This past weekend, my husband and I volunteered at a 100-mile endurance run. It’s the one my husband ran last year, and it always brings out amazing runners and volunteers alike.
As a runner, I am always reminded during this race of some of what I love about running. Because I am not an ultra runner (someone who has run more than a marathon distance), I also have a chance to feel like a slacker when it comes to running. Humility is a good thing, right? (I ask rhetorically and with a smile.)
It happens every year: the volunteers make small talk with one another in between filling water bottles, making peanut butter and jelly sandwiches, doling out soup and even (shudder) popping blisters. Invariably, the question comes up: Do you run?
And that’s where I start to feel like a bit of a slacker. “Yes,” I say, “but not crazy distances like this.” I’ve run one marathon, and on these two days every year, I feel like an under-achiever. Those of us volunteers who run shorter distances joke with one another about the dose of humility we get here and the warped perspective of being in a place where a marathon is a warm-up and there are volunteers who pace the runners for longer distances than that.
At least we’re able to laugh at ourselves. Some of us eventually will fall down the slippery slope toward running a 100-mile race ourselves. I don’t really have a desire to run a 50-miler or a 100-miler, but I do catch myself thinking: “Well, I’ve run a marathon, and so a 50K wouldn’t be that much more. Then what’s another lap and a half at this race to run a 50-miler. And then everyone says if you can run a 50-miler, you can run a 100-miler.” Plus, as a longtime volunteer at this race, I have plenty of clothes with the logo on it. I feel like a slacker when people ask if I’ve run the race, and I say that I’ve only volunteered for it. See? Slippery slope.
I have ultra running friends who are more convinced than I am that I will run this race someday. For now, I’m satisfied to feel like a slacker two days each year and stick with “shorter” distances. Maybe someday I’ll even get around to running that second marathon.
A beautiful camaraderie
Volunteering at this race also drives home what a fantastic community we runners create with one another. I hear from ultra runners that it’s especially true in these longer races. There’s less pressure in ultras to run as fast as possible and pass as many other runners as possible. For most participants, this sort of running is all about the glory of simply finishing.
I see this camaraderie in runners cheering each other on, cracking jokes and even walking with each other through tough spots.
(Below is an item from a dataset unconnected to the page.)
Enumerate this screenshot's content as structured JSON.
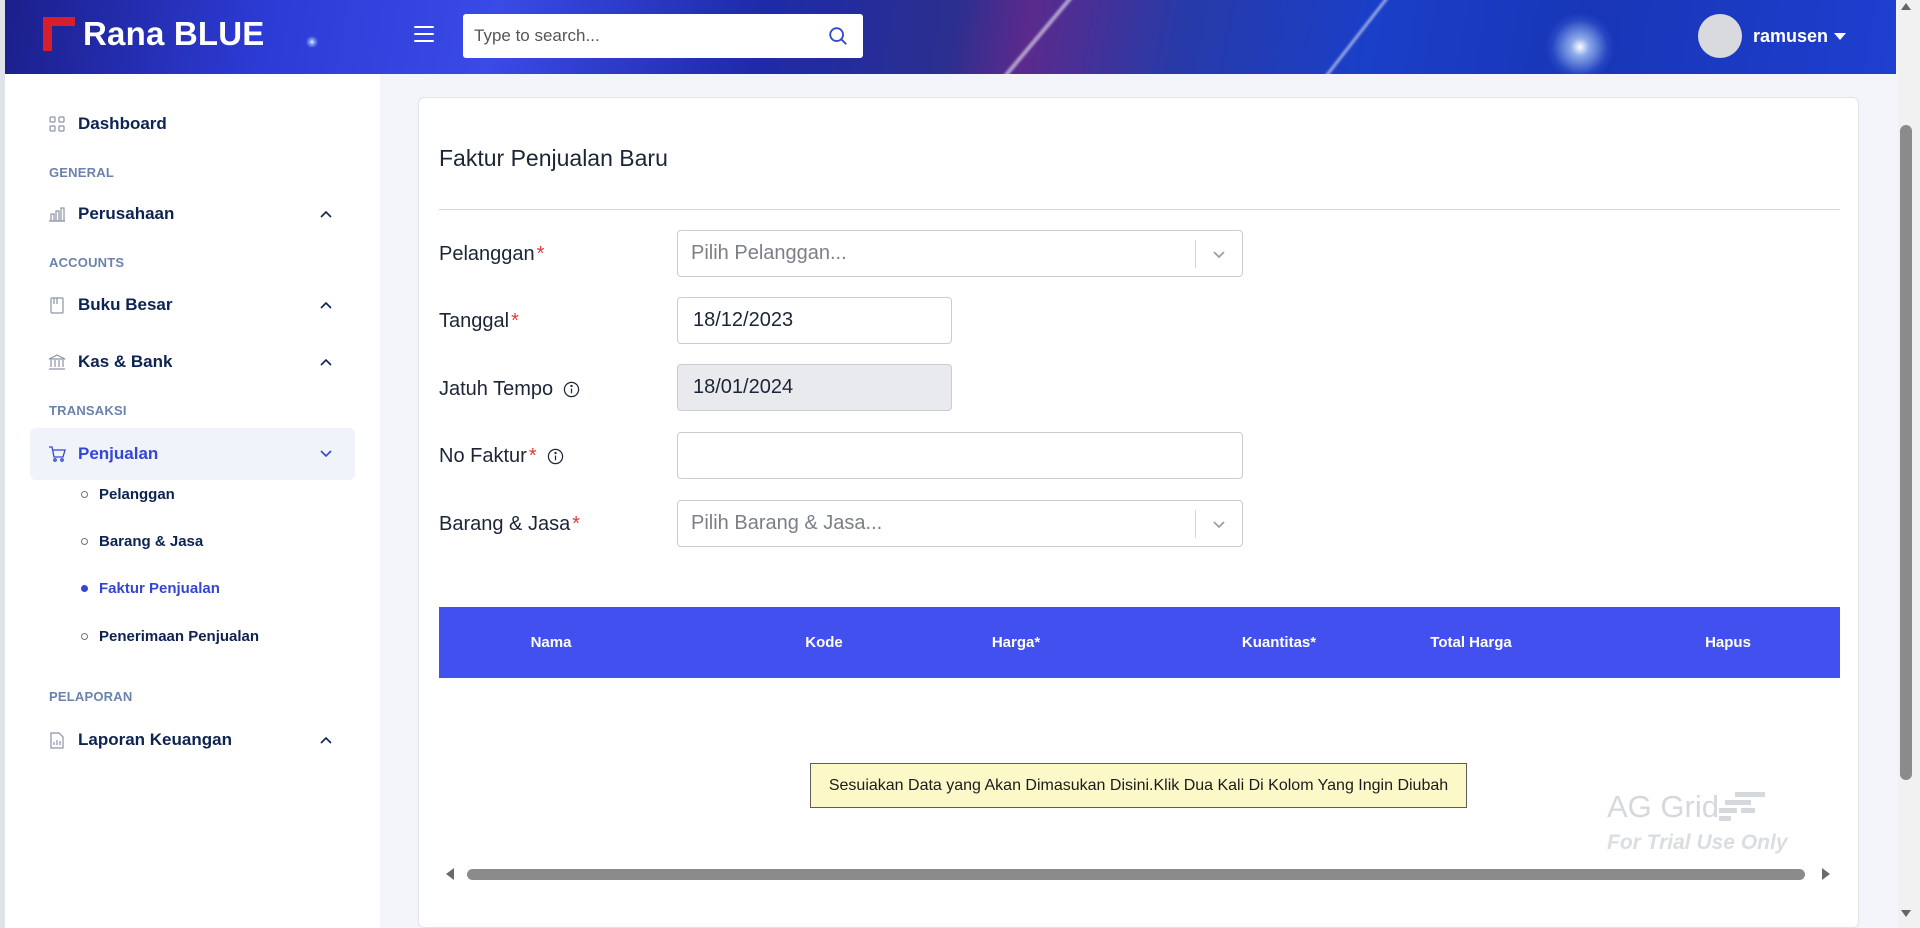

I see this camaraderie with each “thank you” from a runner leaving the aid station with a salted potato and a full bottle of Gatorade. I see this camaraderie in the stories we volunteers tell and the concerns we mention when a runner hasn’t made it back around to our aid station for too long. Did he drop out? Did she stop at race headquarters for a nap? Can you tell anything from the online tracking?
By the time I arrived Saturday morning, the runners had been out on the course for two hours already. The volunteers who arrived earlier were all abuzz: one of the runners had gotten hit by a deer. Yes, a deer. The injured runner came in to the aid station in decent spirits, but no one remembers seeing him come around for a second lap. Together, we bemoaned the fate of training for the big race only to have it come to a crashing halt on the first lap by a freak encounter with nature (as if it would have somehow been better had it happened in a later lap).
Runners and volunteers alike get a little loopy in the wee hours of the morning. And that, too, brings a special kind of camaraderie. I may not be out on the course running with you, but I’m going to make darn sure you don’t leave the aid station at 4:30 a.m. without everything you need to keep you going to the next one. If you tell me you’re afraid to sit down because you might not get back up, I’m going to tell you I understand – because I do understand. I’ll encourage you to keep going, even when all I want to do is find a warm, quiet place where I can curl up and go to sleep myself.
Re-entering the “real” world
My husband was at the race for the entire weekend, plus some additional days beforehand helping prepare and set up the aid station. I volunteered more than usual this year, too.
I asked him yesterday if coming back to the “real” world felt surreal to him. Because that’s how it has felt to me. I drove away Sunday morning, and the rest of the world was going about its business as usual: church, picnics, soccer games, birthday parties, homework, shopping trips and other errands.
I’m slowly slipping back into the usual rhythm of life, too, and yet I wonder how all these people can drive around without even guessing at the incredible accomplishments that happened over the weekend, without experiencing the new bonds we forged, runners and volunteers alike.